Wijzigingen in drukvormen zijn in het algemeen moeizaam te constateren. Aan de hand van kenmerken voor bepaalde posities op de drukvorm is het mogelijk om aan te tonen dat er een andere drukvorm in gebruik genomen is. Dit zogenoemde platen hoeft niet beperkt te worden tot de allervroegste emissies doch kan eenvoudig ook gedaan worden bij eigentijdse series zoals b.v. bij de Beatrix-serie met behulp van de spikkels.
Het materiaal, los of in veldelen, is nu nog betrekkelijk makkelijk te verkrijgen, en wel aan het loket.
Voor de huidige in offset gedrukte zegels worden de platen zo vervaardigd dat uitgaande van een filmstrook van 10 of 20 rij-gewijs een drukvel van 100 of 200 wordt opgebouwd.
Kenmerken die op de oorspronkelijke strook aanwezig waren, zullen op de hele kolom terug te vinden zijn. Ook kunnen deze kenmerken pas optreden vanaf rij X.
Bij het maken van een nieuwe plaat komen eventueel weer andere kenmerken voor.

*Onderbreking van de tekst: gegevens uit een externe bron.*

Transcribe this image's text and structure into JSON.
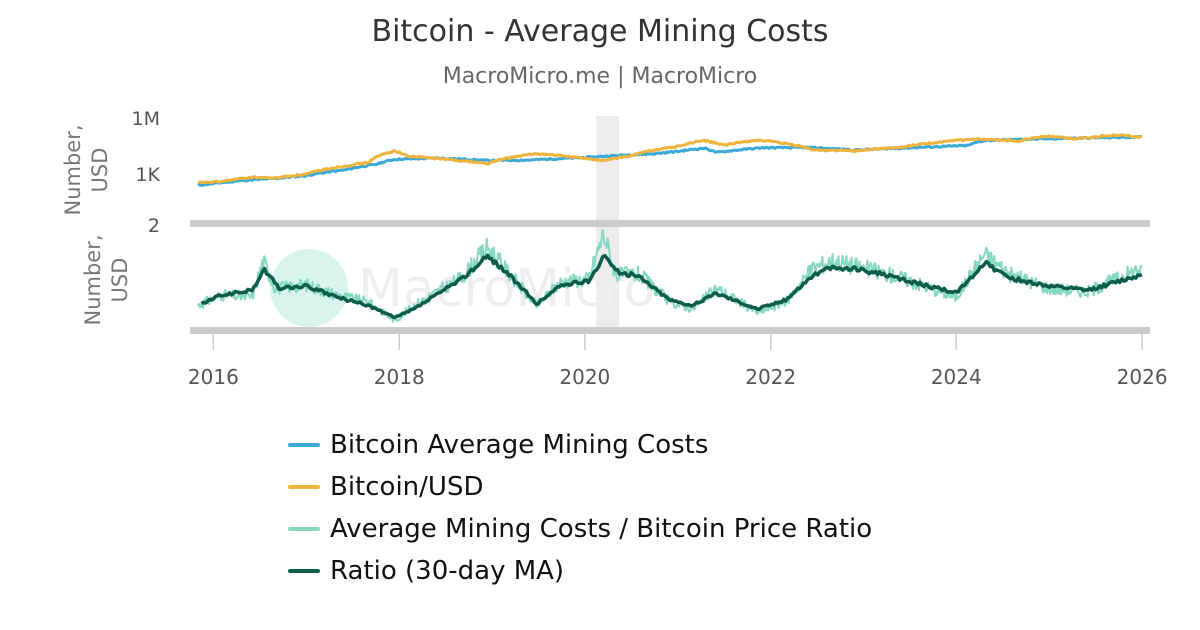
{
  "title": "Bitcoin - Average Mining Costs",
  "subtitle": "MacroMicro.me | MacroMicro",
  "watermark": "MacroMicro",
  "colors": {
    "mining_cost": "#3ba9d6",
    "btc_usd": "#f0b43c",
    "ratio": "#86d8c0",
    "ratio_ma": "#0d5c4a",
    "divider": "#cccccc",
    "shade": "#ececec",
    "axis_text": "#555555"
  },
  "chart_data": [
    {
      "type": "line",
      "yscale": "log",
      "ylabel": "Number, USD",
      "ytick_labels": [
        "1M",
        "1K",
        "2"
      ],
      "ytick_values": [
        1000000,
        1000,
        2
      ],
      "ylim": [
        2,
        1000000
      ],
      "shaded_period": [
        "2020-02-15",
        "2020-05-15"
      ],
      "series": [
        {
          "name": "Bitcoin Average Mining Costs",
          "color": "#3ba9d6",
          "points": [
            [
              "2015-11-01",
              240
            ],
            [
              "2016-02-01",
              330
            ],
            [
              "2016-06-01",
              480
            ],
            [
              "2016-09-01",
              560
            ],
            [
              "2017-01-01",
              800
            ],
            [
              "2017-06-01",
              1600
            ],
            [
              "2017-10-01",
              3200
            ],
            [
              "2017-12-15",
              6000
            ],
            [
              "2018-06-01",
              7000
            ],
            [
              "2018-12-15",
              5200
            ],
            [
              "2019-06-01",
              5500
            ],
            [
              "2019-12-01",
              7200
            ],
            [
              "2020-02-15",
              8200
            ],
            [
              "2020-05-01",
              9500
            ],
            [
              "2020-10-01",
              12000
            ],
            [
              "2020-12-31",
              16000
            ],
            [
              "2021-04-15",
              24000
            ],
            [
              "2021-06-01",
              14000
            ],
            [
              "2021-12-01",
              25000
            ],
            [
              "2022-06-01",
              26000
            ],
            [
              "2022-12-01",
              19000
            ],
            [
              "2023-06-01",
              24000
            ],
            [
              "2024-02-15",
              33000
            ],
            [
              "2024-04-20",
              62000
            ],
            [
              "2024-12-01",
              75000
            ],
            [
              "2025-06-01",
              85000
            ],
            [
              "2025-12-31",
              95000
            ]
          ]
        },
        {
          "name": "Bitcoin/USD",
          "color": "#f0b43c",
          "points": [
            [
              "2015-11-01",
              330
            ],
            [
              "2016-02-01",
              380
            ],
            [
              "2016-06-01",
              650
            ],
            [
              "2016-09-01",
              600
            ],
            [
              "2017-01-01",
              950
            ],
            [
              "2017-06-01",
              2600
            ],
            [
              "2017-09-01",
              4000
            ],
            [
              "2017-12-15",
              17000
            ],
            [
              "2018-02-01",
              9000
            ],
            [
              "2018-06-01",
              6500
            ],
            [
              "2018-12-15",
              3500
            ],
            [
              "2019-06-25",
              12000
            ],
            [
              "2019-12-15",
              7200
            ],
            [
              "2020-03-15",
              5000
            ],
            [
              "2020-07-01",
              9200
            ],
            [
              "2020-12-31",
              29000
            ],
            [
              "2021-04-15",
              62000
            ],
            [
              "2021-07-01",
              33000
            ],
            [
              "2021-11-10",
              65000
            ],
            [
              "2022-06-18",
              19000
            ],
            [
              "2022-12-01",
              17000
            ],
            [
              "2023-06-01",
              27000
            ],
            [
              "2024-03-14",
              72000
            ],
            [
              "2024-09-01",
              58000
            ],
            [
              "2024-12-17",
              106000
            ],
            [
              "2025-04-09",
              77000
            ],
            [
              "2025-10-06",
              124000
            ],
            [
              "2025-12-31",
              88000
            ]
          ]
        }
      ]
    },
    {
      "type": "line",
      "ylabel": "Number, USD",
      "shaded_period": [
        "2020-02-15",
        "2020-05-15"
      ],
      "series": [
        {
          "name": "Average Mining Costs / Bitcoin Price Ratio",
          "color": "#86d8c0",
          "points": [
            [
              "2015-11-01",
              0.6
            ],
            [
              "2016-02-01",
              0.75
            ],
            [
              "2016-06-01",
              0.72
            ],
            [
              "2016-07-15",
              1.25
            ],
            [
              "2016-09-01",
              0.85
            ],
            [
              "2017-01-01",
              0.9
            ],
            [
              "2017-05-01",
              0.75
            ],
            [
              "2017-09-01",
              0.65
            ],
            [
              "2017-12-15",
              0.38
            ],
            [
              "2018-03-01",
              0.6
            ],
            [
              "2018-09-01",
              1.0
            ],
            [
              "2018-12-15",
              1.45
            ],
            [
              "2019-03-01",
              1.1
            ],
            [
              "2019-06-25",
              0.6
            ],
            [
              "2019-10-01",
              0.95
            ],
            [
              "2020-01-15",
              0.98
            ],
            [
              "2020-03-15",
              1.65
            ],
            [
              "2020-05-01",
              1.05
            ],
            [
              "2020-08-01",
              1.05
            ],
            [
              "2020-12-01",
              0.65
            ],
            [
              "2021-03-01",
              0.55
            ],
            [
              "2021-06-01",
              0.85
            ],
            [
              "2021-11-10",
              0.5
            ],
            [
              "2022-03-01",
              0.65
            ],
            [
              "2022-06-18",
              1.15
            ],
            [
              "2022-09-01",
              1.25
            ],
            [
              "2023-01-01",
              1.15
            ],
            [
              "2023-06-01",
              1.0
            ],
            [
              "2024-01-01",
              0.72
            ],
            [
              "2024-04-20",
              1.35
            ],
            [
              "2024-08-01",
              1.05
            ],
            [
              "2025-01-01",
              0.85
            ],
            [
              "2025-06-01",
              0.8
            ],
            [
              "2025-12-31",
              1.15
            ]
          ]
        },
        {
          "name": "Ratio (30-day MA)",
          "color": "#0d5c4a",
          "points": [
            [
              "2015-11-15",
              0.62
            ],
            [
              "2016-02-01",
              0.75
            ],
            [
              "2016-06-01",
              0.82
            ],
            [
              "2016-07-20",
              1.12
            ],
            [
              "2016-09-15",
              0.85
            ],
            [
              "2017-01-01",
              0.88
            ],
            [
              "2017-05-01",
              0.72
            ],
            [
              "2017-09-01",
              0.6
            ],
            [
              "2017-12-15",
              0.42
            ],
            [
              "2018-03-01",
              0.55
            ],
            [
              "2018-09-01",
              0.98
            ],
            [
              "2018-12-15",
              1.32
            ],
            [
              "2019-03-01",
              1.08
            ],
            [
              "2019-06-25",
              0.62
            ],
            [
              "2019-10-01",
              0.9
            ],
            [
              "2020-01-15",
              0.95
            ],
            [
              "2020-03-20",
              1.35
            ],
            [
              "2020-05-01",
              1.1
            ],
            [
              "2020-08-01",
              1.02
            ],
            [
              "2020-12-01",
              0.68
            ],
            [
              "2021-03-01",
              0.6
            ],
            [
              "2021-06-01",
              0.78
            ],
            [
              "2021-11-10",
              0.55
            ],
            [
              "2022-03-01",
              0.68
            ],
            [
              "2022-06-18",
              1.05
            ],
            [
              "2022-09-01",
              1.15
            ],
            [
              "2023-01-01",
              1.12
            ],
            [
              "2023-06-01",
              0.98
            ],
            [
              "2024-01-01",
              0.78
            ],
            [
              "2024-04-20",
              1.22
            ],
            [
              "2024-08-01",
              1.0
            ],
            [
              "2025-01-01",
              0.88
            ],
            [
              "2025-06-01",
              0.82
            ],
            [
              "2025-12-31",
              1.05
            ]
          ]
        }
      ]
    }
  ],
  "x_axis": {
    "ticks": [
      {
        "date": "2016-01-01",
        "label": "2016"
      },
      {
        "date": "2018-01-01",
        "label": "2018"
      },
      {
        "date": "2020-01-01",
        "label": "2020"
      },
      {
        "date": "2022-01-01",
        "label": "2022"
      },
      {
        "date": "2024-01-01",
        "label": "2024"
      },
      {
        "date": "2026-01-01",
        "label": "2026"
      }
    ],
    "range": [
      "2015-10-01",
      "2026-02-01"
    ]
  },
  "legend": [
    {
      "label": "Bitcoin Average Mining Costs",
      "color": "#3ba9d6"
    },
    {
      "label": "Bitcoin/USD",
      "color": "#f0b43c"
    },
    {
      "label": "Average Mining Costs / Bitcoin Price Ratio",
      "color": "#86d8c0"
    },
    {
      "label": "Ratio (30-day MA)",
      "color": "#0d5c4a"
    }
  ]
}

Recent voorbeeld: de 70c Windmolenpark [1986] met een zwarte punt achter het woord wind in de 10e kolom.
Het zal duidelijk zijn dat zo'n onderzoek alleen maar is weggelegd, en zelfs dat is ook nog niet zo simpel, voor verzamelaars in het land zelf.
Toch kom je een heel eind bij zegels van andere landen, zonder te beschikken over zegels met velranden, puur met losse zegels.
Het opmeten van de hierbovengenoemde rastermaat is zo'n techniek bij het onderzoek. Verschillen betekenen altijd een andere drukvorm.
Een verschil in drukrichting houdt ook altijd in dat er een andere drukvorm is gekomen. Immers de zegelafbeelding op de drukvorm is 90 graden gedraaid, en een ronde drukvorm [=cylinder] kan slechts om één as draaien.